Explaining further, Dr Lakhani says that the best way to prepare is to get to know your base level of normal and monitor any symptoms you feel creeping up on you. Be that achy joints or sudden feelings of anxiety or depression (especially if you’ve never experienced these things in the past).

If you’re concerned you’re beginning perimenopausal, the best thing to do is speak with your GP about your symptoms. “A thorough medical evaluation and discussion of symptoms with a healthcare professional are vital steps in understanding your menopausal transition,” advises Dr O’Neill.

Dr O’Neill explains that there are several tests that can provide valuable information on where you’re up to. “Hormone level testing, such as measuring follicle-stimulating hormone (FSH) can help determine if you’re approaching menopause. Other hormones (such as oestradiol and luteinising hormone) can also be helpful to assess whether you are going through menopause,” she says.

Continuing, she states that, importantly, these tests should be analysed along with your menstrual cycle patterns and symptoms. “This is why you cannot diagnose menopause in people who are using hormonal contraception, as these medications skew natural levels of FSH as well as affect your menstrual cycles,” she says.

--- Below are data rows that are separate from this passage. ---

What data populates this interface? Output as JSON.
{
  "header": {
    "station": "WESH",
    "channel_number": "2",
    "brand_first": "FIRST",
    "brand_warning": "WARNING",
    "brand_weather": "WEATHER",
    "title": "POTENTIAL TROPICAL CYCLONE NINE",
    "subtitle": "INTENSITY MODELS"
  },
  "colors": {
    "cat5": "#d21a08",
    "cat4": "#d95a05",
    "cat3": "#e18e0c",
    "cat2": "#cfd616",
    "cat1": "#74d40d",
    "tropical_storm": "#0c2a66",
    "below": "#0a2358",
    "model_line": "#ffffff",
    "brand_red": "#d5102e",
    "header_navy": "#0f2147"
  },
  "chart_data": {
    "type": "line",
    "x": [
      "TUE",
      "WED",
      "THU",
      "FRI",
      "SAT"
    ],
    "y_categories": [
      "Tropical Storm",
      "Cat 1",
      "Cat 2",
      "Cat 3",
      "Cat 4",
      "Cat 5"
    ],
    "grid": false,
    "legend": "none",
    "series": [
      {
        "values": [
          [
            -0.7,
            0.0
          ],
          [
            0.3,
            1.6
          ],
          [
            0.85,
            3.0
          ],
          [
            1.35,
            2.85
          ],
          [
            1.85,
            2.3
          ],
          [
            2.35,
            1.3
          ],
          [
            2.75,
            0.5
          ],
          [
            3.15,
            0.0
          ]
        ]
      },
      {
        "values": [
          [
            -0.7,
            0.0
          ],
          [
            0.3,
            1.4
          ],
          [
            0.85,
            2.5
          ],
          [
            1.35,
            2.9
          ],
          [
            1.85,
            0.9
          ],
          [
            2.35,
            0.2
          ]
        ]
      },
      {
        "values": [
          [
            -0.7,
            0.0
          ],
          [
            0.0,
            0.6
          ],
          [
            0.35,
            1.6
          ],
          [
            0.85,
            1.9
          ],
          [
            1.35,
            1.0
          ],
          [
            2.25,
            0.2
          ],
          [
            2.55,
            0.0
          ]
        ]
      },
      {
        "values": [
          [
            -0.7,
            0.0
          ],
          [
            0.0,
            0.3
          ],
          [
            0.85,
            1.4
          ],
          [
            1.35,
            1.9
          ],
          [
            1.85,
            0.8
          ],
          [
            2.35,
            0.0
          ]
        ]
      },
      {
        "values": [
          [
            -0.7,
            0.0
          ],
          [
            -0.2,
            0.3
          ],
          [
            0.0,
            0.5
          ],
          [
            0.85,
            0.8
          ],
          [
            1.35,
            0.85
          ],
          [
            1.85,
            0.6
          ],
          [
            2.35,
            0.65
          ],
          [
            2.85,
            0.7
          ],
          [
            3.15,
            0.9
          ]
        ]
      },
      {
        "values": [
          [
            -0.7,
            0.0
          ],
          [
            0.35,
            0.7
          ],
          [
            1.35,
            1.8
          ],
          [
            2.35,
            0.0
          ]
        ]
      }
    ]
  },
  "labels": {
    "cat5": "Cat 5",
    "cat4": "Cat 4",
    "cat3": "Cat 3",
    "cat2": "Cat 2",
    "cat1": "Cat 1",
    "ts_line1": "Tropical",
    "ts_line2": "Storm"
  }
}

Her advice to anyone worrying about menopause, or wanting to know more, is to learn about the symptoms, available treatments and lifestyle adjustments you can make.

“They will empower you to manage this phase effectively,” she encourages. “By fostering open dialogue and eradicating the stigma associated with menopause, we empower women to take charge of their health and well-being during this significant life transition.”